Forons, forons, il en sortira bien quelque chose...
Mais il n’y a pas que l’appareil d’Etat qui apporte sa contribution à l’amplification des catastrophes naturelles dans la péninsule. L’industrie extractive aussi y met du sien. Un épisode curieux en témoigne. En mai 2012, deux séismes à quelques jours d’intervalle frappent la région de l’Emilie-Romagne, causant 26 morts et détruisant des milliers d’habitations. Devant la colère des habitant·e·s, qui savent que des forages pétroliers (champ de Mirandola) sont proches de l’épicentre, la Région commande un rapport scientifique à une commission internationale, présidée par le Britannique Peter Styles. Celle-ci, prudemment, estime ne pas pouvoir exclure une influence de l’exploitation pétrolière, qui « pourrait avoir contribué à déclencher l’activité sismique en Emilie », puisque les opérations de forage « peuvent, en ajoutant une toute petite charge supplémentaire, avoir contribué à l’activité d’un système de failles déjà stressées et déjà proches des conditions préalables à un séisme de taille importante » (Rapport Ichese).
La publication du rapport tarde cependant. Elle se fait donc d’abord dans la revue scientifique nord-américaine Science, ce qui entraînera sa publication par la Région après quelques tergiversations.

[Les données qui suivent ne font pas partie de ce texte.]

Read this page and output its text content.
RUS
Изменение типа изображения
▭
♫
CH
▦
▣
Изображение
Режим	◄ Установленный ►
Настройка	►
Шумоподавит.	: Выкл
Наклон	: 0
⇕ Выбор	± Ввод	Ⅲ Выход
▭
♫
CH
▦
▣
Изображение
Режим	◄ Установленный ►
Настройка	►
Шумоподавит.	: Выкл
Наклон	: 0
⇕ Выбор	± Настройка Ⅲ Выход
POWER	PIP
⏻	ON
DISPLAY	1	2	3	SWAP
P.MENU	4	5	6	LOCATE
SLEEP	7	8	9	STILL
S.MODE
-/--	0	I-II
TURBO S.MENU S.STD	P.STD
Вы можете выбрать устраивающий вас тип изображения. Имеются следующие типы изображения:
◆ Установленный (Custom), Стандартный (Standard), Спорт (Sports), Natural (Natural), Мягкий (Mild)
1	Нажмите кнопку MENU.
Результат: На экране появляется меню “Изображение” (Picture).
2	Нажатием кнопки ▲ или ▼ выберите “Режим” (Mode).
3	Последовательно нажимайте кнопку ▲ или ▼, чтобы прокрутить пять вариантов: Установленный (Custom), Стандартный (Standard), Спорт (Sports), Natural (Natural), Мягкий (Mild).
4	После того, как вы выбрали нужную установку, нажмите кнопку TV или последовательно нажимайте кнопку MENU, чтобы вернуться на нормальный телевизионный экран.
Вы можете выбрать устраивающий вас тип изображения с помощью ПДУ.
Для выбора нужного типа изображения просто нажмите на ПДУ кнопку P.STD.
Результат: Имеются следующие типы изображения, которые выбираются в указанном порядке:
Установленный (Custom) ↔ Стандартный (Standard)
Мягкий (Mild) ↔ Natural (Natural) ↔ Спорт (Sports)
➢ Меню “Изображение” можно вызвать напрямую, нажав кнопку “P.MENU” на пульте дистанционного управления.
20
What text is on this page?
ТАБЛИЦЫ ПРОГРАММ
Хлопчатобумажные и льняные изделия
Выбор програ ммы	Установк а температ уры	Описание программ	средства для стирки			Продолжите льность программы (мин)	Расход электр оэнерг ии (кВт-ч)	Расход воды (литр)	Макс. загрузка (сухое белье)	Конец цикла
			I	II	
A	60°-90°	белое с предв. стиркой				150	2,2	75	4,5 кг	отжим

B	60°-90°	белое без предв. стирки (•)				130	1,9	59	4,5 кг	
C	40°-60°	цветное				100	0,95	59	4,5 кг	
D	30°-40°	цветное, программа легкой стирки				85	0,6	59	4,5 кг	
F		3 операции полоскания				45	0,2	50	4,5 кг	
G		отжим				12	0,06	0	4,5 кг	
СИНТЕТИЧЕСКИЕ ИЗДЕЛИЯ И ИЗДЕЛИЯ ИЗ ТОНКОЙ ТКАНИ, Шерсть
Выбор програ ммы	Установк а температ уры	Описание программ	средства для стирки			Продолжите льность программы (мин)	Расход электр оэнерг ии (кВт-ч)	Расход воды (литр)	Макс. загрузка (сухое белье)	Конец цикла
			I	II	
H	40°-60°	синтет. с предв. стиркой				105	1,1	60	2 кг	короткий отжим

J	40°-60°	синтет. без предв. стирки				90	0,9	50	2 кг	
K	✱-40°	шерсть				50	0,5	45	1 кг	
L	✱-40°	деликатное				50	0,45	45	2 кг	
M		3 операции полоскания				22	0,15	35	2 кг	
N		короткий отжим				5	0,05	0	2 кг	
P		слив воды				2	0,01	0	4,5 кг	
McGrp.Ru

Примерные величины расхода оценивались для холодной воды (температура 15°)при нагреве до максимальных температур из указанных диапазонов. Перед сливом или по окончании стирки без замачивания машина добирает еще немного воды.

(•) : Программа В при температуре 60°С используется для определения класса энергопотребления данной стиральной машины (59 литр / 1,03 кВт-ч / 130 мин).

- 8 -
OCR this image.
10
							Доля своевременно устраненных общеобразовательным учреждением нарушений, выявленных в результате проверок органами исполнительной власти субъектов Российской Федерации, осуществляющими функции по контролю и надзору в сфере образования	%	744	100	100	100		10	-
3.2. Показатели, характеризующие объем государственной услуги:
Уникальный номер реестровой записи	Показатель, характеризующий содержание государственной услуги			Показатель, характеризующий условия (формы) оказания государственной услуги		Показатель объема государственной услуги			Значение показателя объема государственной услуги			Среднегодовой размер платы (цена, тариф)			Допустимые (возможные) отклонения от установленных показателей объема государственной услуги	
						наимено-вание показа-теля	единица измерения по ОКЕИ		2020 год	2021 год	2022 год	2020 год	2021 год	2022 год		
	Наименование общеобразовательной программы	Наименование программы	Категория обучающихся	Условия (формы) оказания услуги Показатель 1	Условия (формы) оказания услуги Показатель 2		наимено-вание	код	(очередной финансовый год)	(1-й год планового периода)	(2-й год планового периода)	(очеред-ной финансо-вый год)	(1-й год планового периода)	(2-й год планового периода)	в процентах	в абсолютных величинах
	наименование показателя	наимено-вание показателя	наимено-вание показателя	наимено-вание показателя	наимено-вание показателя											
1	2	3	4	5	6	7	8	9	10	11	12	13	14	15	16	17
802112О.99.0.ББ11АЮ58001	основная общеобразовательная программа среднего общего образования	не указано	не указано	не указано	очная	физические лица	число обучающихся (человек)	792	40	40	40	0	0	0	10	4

Non sans que le journaliste ayant rendu public le rapport Ichese fasse mention de pressions qui n’étaient « pas d’origine politico-institutionnelle » (comprendre : d’origine économique). La Région — qui compte 1 700 puits — suspendra donc l’exploitation pétrolière jusqu’à la publication d’un nouveau rapport commandé par le ministère du Développement économique, niant toute corrélation entre le séisme et l’exploitation pétrolière. L’accord entre le ministère, la Région et l’entreprise pétrolière de juillet 2015 prévoit toutefois de nouveaux critères environnementaux et sismiques pour autoriser de futurs forages. Comme si un doute subsistait sur l’innocuité de l’activité extractive...
Rappelons que le lien entre séisme et forages n’est pas une vue de l’esprit. Le gouvernement des Pays-Bas a dû ralentir en 2013 l’exploitation du gisement de gaz de Schlochteren (province de Groningue) à cause des tremblements de terre qu’elle provoquait. Une étude de l’Institut américain de géophysique publiée il y a quelques jours établit que l’extraction pétrolière profonde (plus de 1 000 mètres) pourrait avoir contribué à quatre des cinq séismes majeurs que connut la Californie au siècle passé.
Quant à l’augmentation très marquée des séismes dans les Etats américains où sévit la fracturation hydraulique (Oklahoma, Texas, Dakota du Nord, etc.) — et qui semble surtout provenir de la pratique consistant à réinjecter les boues de forage dans d’anciens puits — elle est malheureusement d’actualité.